Ethical Considerations

| November 29, 2016

Imagine that you are employed by an EHR (electronic health record) vendor and are the project manager for a hospital’s EHR implementation. If your team has technically satisfied all of the project requirements specified in the project plan but the hospital staff has encountered numerous issues during the go-live, what level of continued support would be ethical? After all, your team has technically fulfilled its requirements. What is the ethical balance between providing the minimum required level of support and becoming mired in a support process that never seems to end?

In this Discussion, you explore these issues by assessing the ethical considerations in a HIT (health information technology) project closeout.

To prepare:

Review the Project Management Institute Code of Ethics and Professional Conduct in this week’s Learning Resources.
Conduct additional research in the Walden Library databases and other online sources that address ethical considerations during project closeout.
Consider when it is appropriate to provide support for a project past its stipulated timeline. How could this expanded support benefit and/or harm a project vendor?
How might you decide when to stop providing support?
Think about how maintaining your reputation as a vendor might affect your decision to provide support.

Post by tomorrow 11/08/16 a minimum of 550 words essay in APA format with 3 references from the list below, addressing the level one headings as numbered below:

1) your stance on ethical considerations regarding project closeouts.
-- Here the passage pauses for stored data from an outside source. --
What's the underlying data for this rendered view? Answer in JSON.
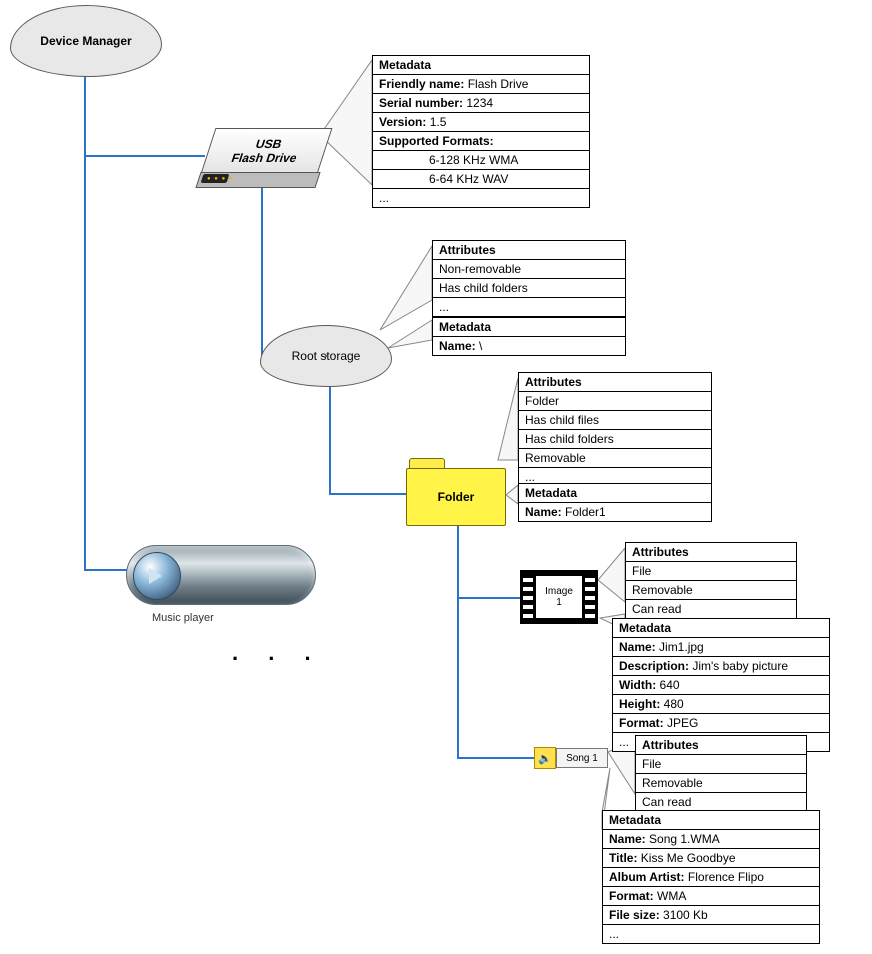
{
  "nodes": {
    "device_manager": "Device Manager",
    "usb": "USB\nFlash Drive",
    "root_storage": "Root storage",
    "folder": "Folder",
    "image1": "Image\n1",
    "song1": "Song 1",
    "music_player": "Music player",
    "ellipsis": ". . ."
  },
  "usb_metadata": {
    "header": "Metadata",
    "friendly_name_k": "Friendly name:",
    "friendly_name_v": " Flash Drive",
    "serial_k": "Serial number:",
    "serial_v": " 1234",
    "version_k": "Version:",
    "version_v": " 1.5",
    "formats_k": "Supported Formats:",
    "fmt1": "6-128 KHz WMA",
    "fmt2": "6-64 KHz WAV",
    "more": "..."
  },
  "root_attributes": {
    "header": "Attributes",
    "a1": "Non-removable",
    "a2": "Has child folders",
    "more": "..."
  },
  "root_metadata": {
    "header": "Metadata",
    "name_k": "Name:",
    "name_v": " \\"
  },
  "folder_attributes": {
    "header": "Attributes",
    "a1": "Folder",
    "a2": "Has child files",
    "a3": "Has child folders",
    "a4": "Removable",
    "more": "..."
  },
  "folder_metadata": {
    "header": "Metadata",
    "name_k": "Name:",
    "name_v": " Folder1"
  },
  "image_attributes": {
    "header": "Attributes",
    "a1": "File",
    "a2": "Removable",
    "a3": "Can read"
  },
  "image_metadata": {
    "header": "Metadata",
    "name_k": "Name:",
    "name_v": " Jim1.jpg",
    "desc_k": "Description:",
    "desc_v": " Jim's baby picture",
    "width_k": "Width:",
    "width_v": " 640",
    "height_k": "Height:",
    "height_v": " 480",
    "format_k": "Format:",
    "format_v": " JPEG",
    "more": "..."
  },
  "song_attributes": {
    "header": "Attributes",
    "a1": "File",
    "a2": "Removable",
    "a3": "Can read"
  },
  "song_metadata": {
    "header": "Metadata",
    "name_k": "Name:",
    "name_v": " Song 1.WMA",
    "title_k": "Title:",
    "title_v": " Kiss Me Goodbye",
    "artist_k": "Album Artist:",
    "artist_v": " Florence Flipo",
    "format_k": "Format:",
    "format_v": " WMA",
    "size_k": "File size:",
    "size_v": " 3100 Kb",
    "more": "..."
  }
}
2) Explain when it may be appropriate to provide support for a project past its stipulated timeline and the ramifications of doing so. Justify your response.

Required Readings

Project Management Institute. (2013). A guide to the project management body of knowledge (PMBOK guide) (5th ed.). Newtown Square, PA: Author.
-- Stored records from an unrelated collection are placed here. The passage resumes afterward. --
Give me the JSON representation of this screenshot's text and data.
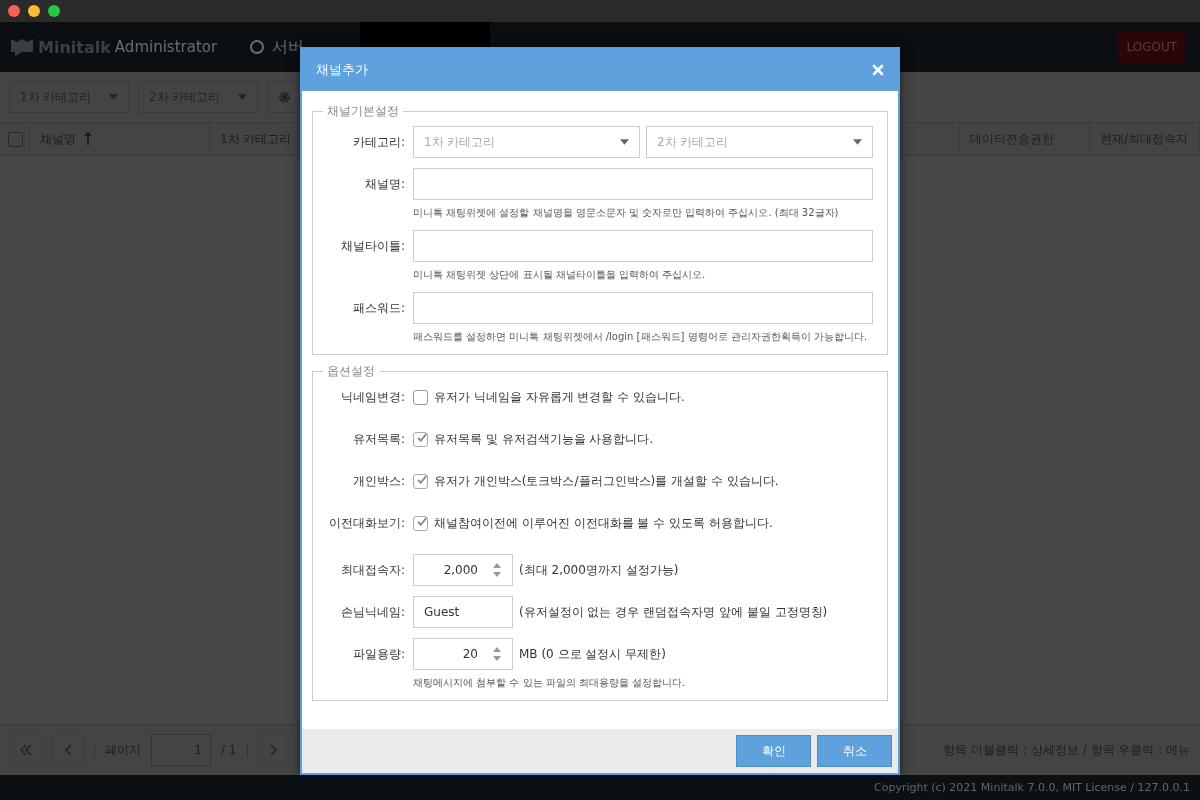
{
  "header": {
    "logo_bold": "Minitalk",
    "logo_light": "Administrator",
    "logout": "LOGOUT",
    "nav": [
      {
        "label": "서버",
        "selected": false
      },
      {
        "selected": true
      },
      {
        "selected": false
      },
      {
        "selected": false
      },
      {
        "selected": false
      },
      {
        "selected": false
      }
    ]
  },
  "toolbar": {
    "filters": [
      {
        "placeholder": "1차 카테고리"
      },
      {
        "placeholder": "2차 카테고리"
      }
    ]
  },
  "grid": {
    "select_all_checked": false,
    "columns": [
      "채널명",
      "1차 카테고리",
      "데이터전송권한",
      "현재/최대접속자"
    ]
  },
  "pager": {
    "label": "페이지",
    "page": "1",
    "total": "/ 1",
    "hint": "항목 더블클릭 : 상세정보 / 항목 우클릭 : 메뉴"
  },
  "copyright": "Copyright (c) 2021 Minitalk 7.0.0, MIT License / 127.0.0.1",
  "dialog": {
    "title": "채널추가",
    "sections": [
      {
        "legend": "채널기본설정",
        "rows": [
          {
            "kind": "selects",
            "label": "카테고리:",
            "selects": [
              {
                "placeholder": "1차 카테고리"
              },
              {
                "placeholder": "2차 카테고리"
              }
            ]
          },
          {
            "kind": "text",
            "label": "채널명:",
            "help": "미니톡 채팅위젯에 설정할 채널명을 영문소문자 및 숫자로만 입력하여 주십시오. (최대 32글자)"
          },
          {
            "kind": "text",
            "label": "채널타이틀:",
            "help": "미니톡 채팅위젯 상단에 표시될 채널타이틀을 입력하여 주십시오."
          },
          {
            "kind": "text",
            "label": "패스워드:",
            "help": "패스워드를 설정하면 미니톡 채팅위젯에서 /login [패스워드] 명령어로 관리자권한획득이 가능합니다."
          }
        ]
      },
      {
        "legend": "옵션설정",
        "rows": [
          {
            "kind": "check",
            "label": "닉네임변경:",
            "checked": false,
            "text": "유저가 닉네임을 자유롭게 변경할 수 있습니다."
          },
          {
            "kind": "check",
            "label": "유저목록:",
            "checked": true,
            "text": "유저목록 및 유저검색기능을 사용합니다."
          },
          {
            "kind": "check",
            "label": "개인박스:",
            "checked": true,
            "text": "유저가 개인박스(토크박스/플러그인박스)를 개설할 수 있습니다."
          },
          {
            "kind": "check",
            "label": "이전대화보기:",
            "checked": true,
            "text": "채널참여이전에 이루어진 이전대화를 볼 수 있도록 허용합니다."
          },
          {
            "kind": "number",
            "label": "최대접속자:",
            "value": "2,000",
            "note": "(최대 2,000명까지 설정가능)"
          },
          {
            "kind": "short",
            "label": "손님닉네임:",
            "value": "Guest",
            "note": "(유저설정이 없는 경우 랜덤접속자명 앞에 붙일 고정명칭)"
          },
          {
            "kind": "number",
            "label": "파일용량:",
            "value": "20",
            "note": "MB (0 으로 설정시 무제한)",
            "help": "채팅메시지에 첨부할 수 있는 파일의 최대용량을 설정합니다."
          }
        ]
      }
    ],
    "buttons": [
      "확인",
      "취소"
    ]
  }
}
•Chapter 12, “Project Procurement Management” •12.4, “Close Procurements” (pp. 386–389)

This section of Chapter 12 describes the process of completing project procurements. In particular, the chapter focuses on the tools, techniques, inputs, and outputs of closing procurements.

Buelow, J. R., Zuckweiler, K. M., & Rosacker, K. M. (2010). Evaluation methods for hospital projects. Hospital Topics, 88(1), 10–17.

Retrieved from the Walden Library databases.

In this article, the authors report the findings of a survey of hospital managers on the use of project selection and evaluation methods. The analysis of the survey provides insight into the most frequently used evaluation methods.

Rosenberg, S., & Rodik, J. (2012). Go-live: Bedside nurses and informatics. Nursing Management, 43(6), 44–46.

Retrieved from the Walden Library databases.

This article explores the implementation of an informatics system at Salem Community Hospital in Salem, Ohio. The article describes how enhanced communication between super users and end users can lead to greater user satisfaction at closeout.

Project Management Institute. (2013). PMI’s code of ethics and professional conduct. Retrieved from http://www.pmi.org/About-Us/Ethics/Code-of-Ethics.aspx

This web page contains the Project Management Institute’s Code of Ethics. The code explains the ethical expectations that the institute holds for its members and peers.